Birer içerik olarak kentler

Birkaç yıl öncesine kadar pek çoğumuz – kuramsal olarak araştırma yapanlar ya da doğrudan proje üretenler dışında – bu “Kentsel Dönüşüm” adını duymamıştık. Ya da günlük hayatımızda konuştuğumuz konular arasında yer almazdı “Hüseyin Abilerin ev de kentsel dönüşüm yüzünden yenilenecekmiş” falan diye. Ama artık son zamanlarda yaşanılan toplumsal hareketler başta olmak üzere internet ve sosyal medyanın gücü sayesinde az çok hepimiz biliyoruz “Kentsel Dönüşüm”, “Kamusal Alan” gibi kavramların neler içerdiğini.

big city life

Bu kavramlardan hareketle “kent” kavramına doğrudan “içerik”; “Kentsel Dönüşüm” mevzusuna da “İçerik Pazarlama” türü olarak yaklaşabilir miyiz acaba? Deneyelim.

“Kent” nedir bir kere, nasıl tanımlanır? Belli bir nüfus sayısına göre bir yerin “kent” olarak kabul edilmesi ne kadar doğru? Ama zaten bizim işimiz sayılarla değil; kelimelerle olduğundan sosyolojiden yardım alacağız. “Kent” hakkında pek çok farklı görüş bildirilmiş olsa da genel olarak, birbirinden farklılık gösteren bireylerin bir arada yaşadığı, bireysellikten çıkıp toplumsal bir yapının kurulduğu, en önemlisi de mekanın toplumla toplumun mekanla birlikte değiştiği, geliştiği yaşayan bir kavramdır kent.

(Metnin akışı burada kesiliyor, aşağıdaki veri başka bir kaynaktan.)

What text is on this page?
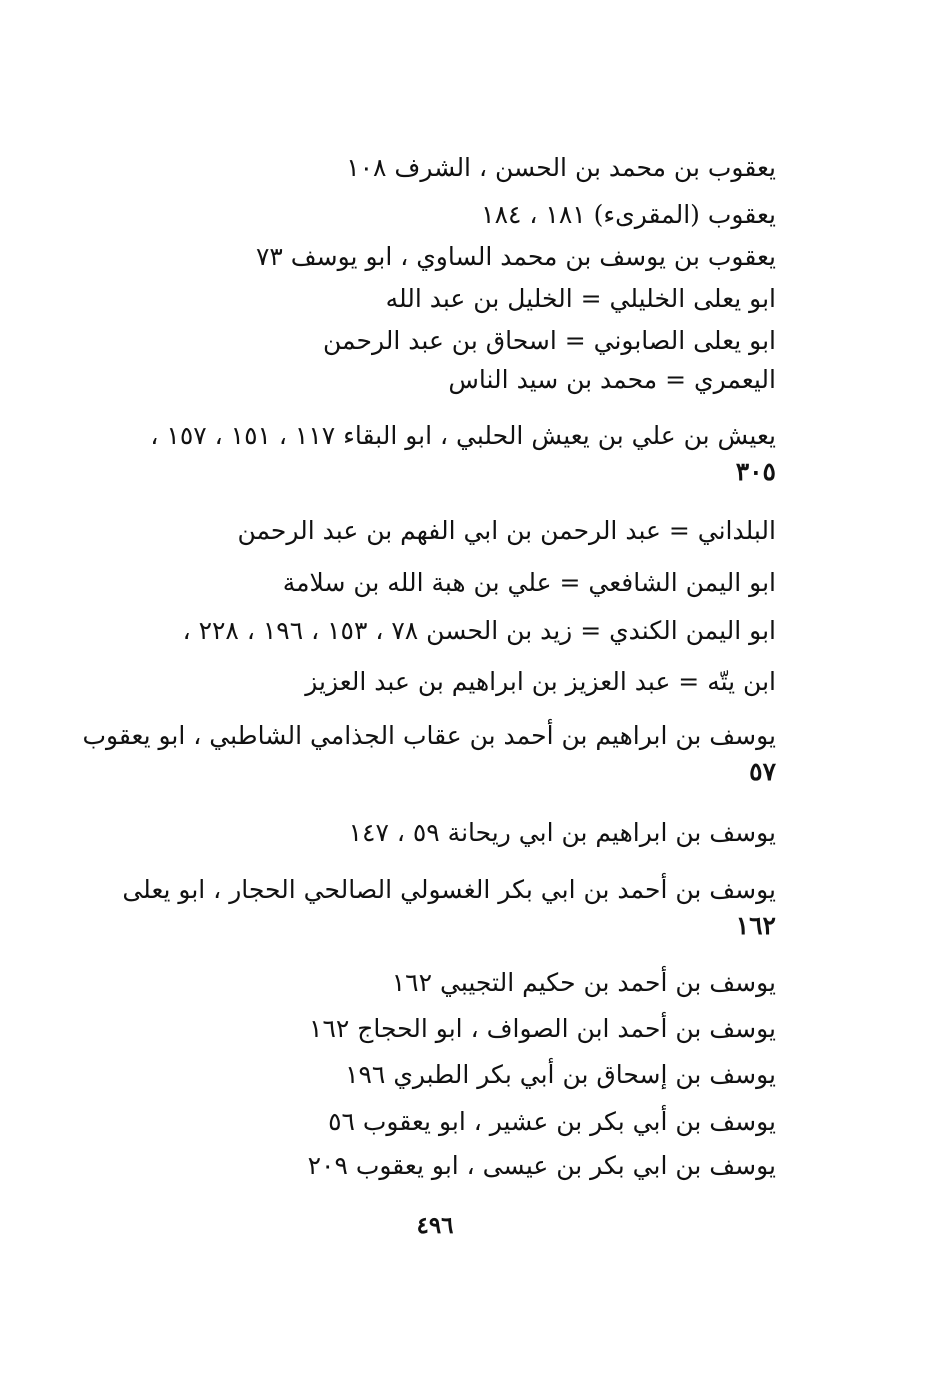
يعقوب بن محمد بن الحسن ، الشرف ١٠٨
يعقوب (المقرىء) ١٨١ ، ١٨٤
يعقوب بن يوسف بن محمد الساوي ، ابو يوسف ٧٣
ابو يعلى الخليلي = الخليل بن عبد الله
ابو يعلى الصابوني = اسحاق بن عبد الرحمن
اليعمري = محمد بن سيد الناس
يعيش بن علي بن يعيش الحلبي ، ابو البقاء ١١٧ ، ١٥١ ، ١٥٧ ،
٣٠٥
البلداني = عبد الرحمن بن ابي الفهم بن عبد الرحمن
ابو اليمن الشافعي = علي بن هبة الله بن سلامة
ابو اليمن الكندي = زيد بن الحسن ٧٨ ، ١٥٣ ، ١٩٦ ، ٢٢٨ ،
ابن يتّه = عبد العزيز بن ابراهيم بن عبد العزيز
يوسف بن ابراهيم بن أحمد بن عقاب الجذامي الشاطبي ، ابو يعقوب
٥٧
يوسف بن ابراهيم بن ابي ريحانة ٥٩ ، ١٤٧
يوسف بن أحمد بن ابي بكر الغسولي الصالحي الحجار ، ابو يعلى
١٦٢
يوسف بن أحمد بن حكيم التجيبي ١٦٢
يوسف بن أحمد ابن الصواف ، ابو الحجاج ١٦٢
يوسف بن إسحاق بن أبي بكر الطبري ١٩٦
يوسف بن أبي بكر بن عشير ، ابو يعقوب ٥٦
يوسف بن ابي بكر بن عيسى ، ابو يعقوب ٢٠٩
٤٩٦
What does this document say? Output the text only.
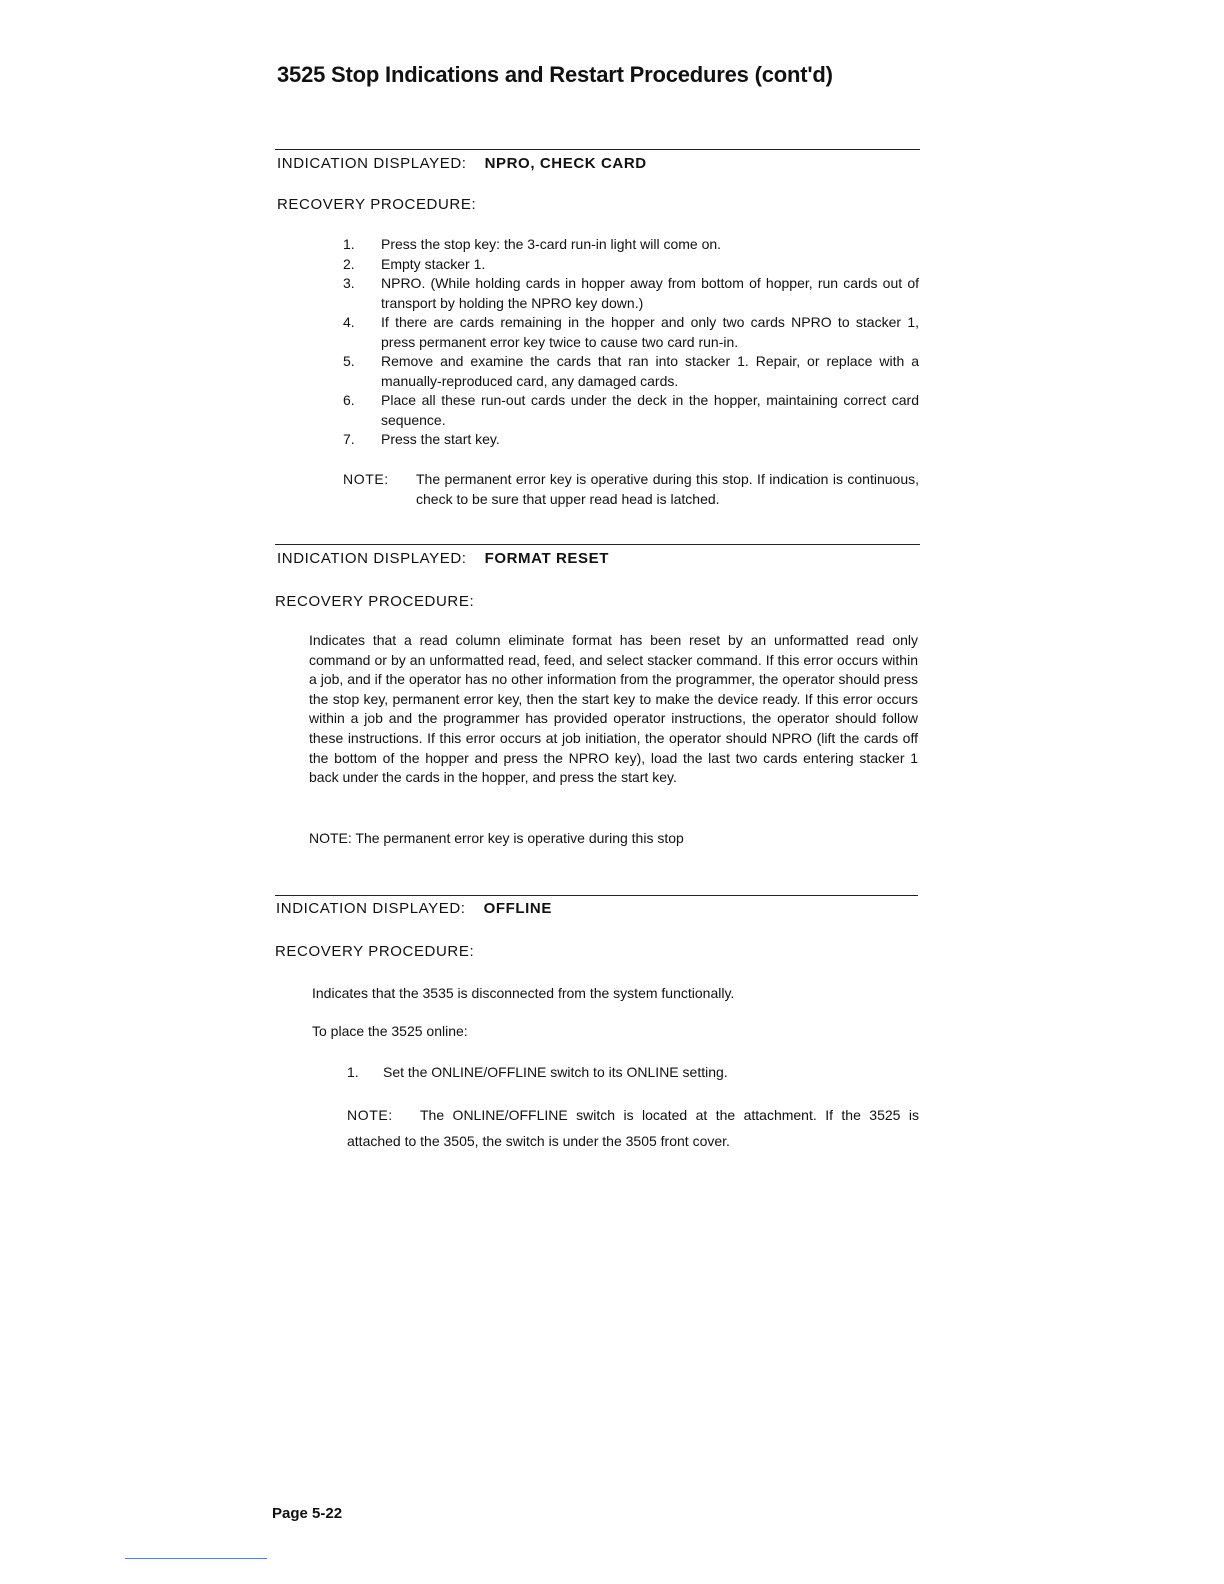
3525 Stop Indications and Restart Procedures (cont'd)

INDICATION DISPLAYED: NPRO, CHECK CARD

RECOVERY PROCEDURE:

1. Press the stop key: the 3-card run-in light will come on.
2. Empty stacker 1.
3. NPRO. (While holding cards in hopper away from bottom of hopper, run cards out of transport by holding the NPRO key down.)
4. If there are cards remaining in the hopper and only two cards NPRO to stacker 1, press permanent error key twice to cause two card run-in.
5. Remove and examine the cards that ran into stacker 1. Repair, or replace with a manually-reproduced card, any damaged cards.
6. Place all these run-out cards under the deck in the hopper, maintaining correct card sequence.
7. Press the start key.
NOTE:	The permanent error key is operative during this stop. If indication is continuous, check to be sure that upper read head is latched.

INDICATION DISPLAYED: FORMAT RESET

RECOVERY PROCEDURE:

Indicates that a read column eliminate format has been reset by an unformatted read only command or by an unformatted read, feed, and select stacker command. If this error occurs within a job, and if the operator has no other information from the programmer, the operator should press the stop key, permanent error key, then the start key to make the device ready. If this error occurs within a job and the programmer has provided operator instructions, the operator should follow these instructions. If this error occurs at job initiation, the operator should NPRO (lift the cards off the bottom of the hopper and press the NPRO key), load the last two cards entering stacker 1 back under the cards in the hopper, and press the start key.

NOTE: The permanent error key is operative during this stop

INDICATION DISPLAYED: OFFLINE

RECOVERY PROCEDURE:

Indicates that the 3535 is disconnected from the system functionally.

To place the 3525 online:

1. Set the ONLINE/OFFLINE switch to its ONLINE setting.
NOTE:	The ONLINE/OFFLINE switch is located at the attachment. If the 3525 is attached to the 3505, the switch is under the 3505 front cover.

Page 5-22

Her bir kentin kendine özgü bir kimliği, duruşu, dokusu vardır. Bu doku tarihle, toplumsal bellekle, kentin mimarisiyle yani içerdiği her şeyle bir bütün olarak kazanılmıştır. Şimdi “kent”i neden “içerik”le bağdaştırabileceğimizi açıklayabiliriz. “İçerik” dediğimiz şey, uyandırmak istediğimiz algı, düşündürtmek istediğimiz fikirdir. Tıpkı İstanbul dendiğinde kafamızda oluşan ilk algıyla Paris dendiğinde aklımıza gelenlerin farklı olduğu gibi, markaların yarattığı içerikler de kendi marka algılarını ve hikayelerini oluşturduğundan hep farklı ve özgündür. Ya da öyle olmalıdır diyelim çünkü tıpkı “Kentsel Dönüşüm” adı altına kentlerin kendilerine özgü bu toplumsal belleğinin yok edilip kent algısına zarar verildiği gibi kötü içerik pazarlama örnekleri de markaların itibarını ve imajını zedeleyebiliyor.

Markalar da kentler gibi zamanla kendilerine özel bir yer edinirler, yaşanmışlıklarla. Yıllardır “Özgür, iddialı, cesur” kavramlarıyla imajını oluşturmuş Nike’tan, “Herkes için ekonomik çözümler” tarzında içeriklerle insanlara seslenmesini bekleyemezsiniz mesela. Tıpkı yüz yıllardır farklı etnik kökene sahip insanların yaşayıp iz bıraktığı bir kentin o yıllardan kalma mimarilerinin yanına uzay üssüne benzer alışveriş merkezleri dikmek gibi bir şey olur bu.

Önemli olan markanın kimliğini bozmadan yeni şeyler söyleyebilmek, işte içerik pazarlamasının asıl işi.

Şu da değil mesela: Komik içerikler şimdi moda diye sunduğu hizmet/ürün ve vizyon dahil hiçbir şeyi komik olmayan markaların böyle bir çaba içine girmesi. Sektöründen hedef kitlene göre değişir çünkü üslubun. İşte “Kentsel Dönüşüm” adı altında yapılan baş döndürücü “modern” yapılar ve o kentte nasıl durduğuna hiç bakılmaması gibi.

İçerik böyle bir şey işte, her an her yerde, hayatın her alanında olan bir şey aslında. Başkasına sunulan her şey bir şeyler içeriyorken bu şeylere içerlememek değil mi asıl konu?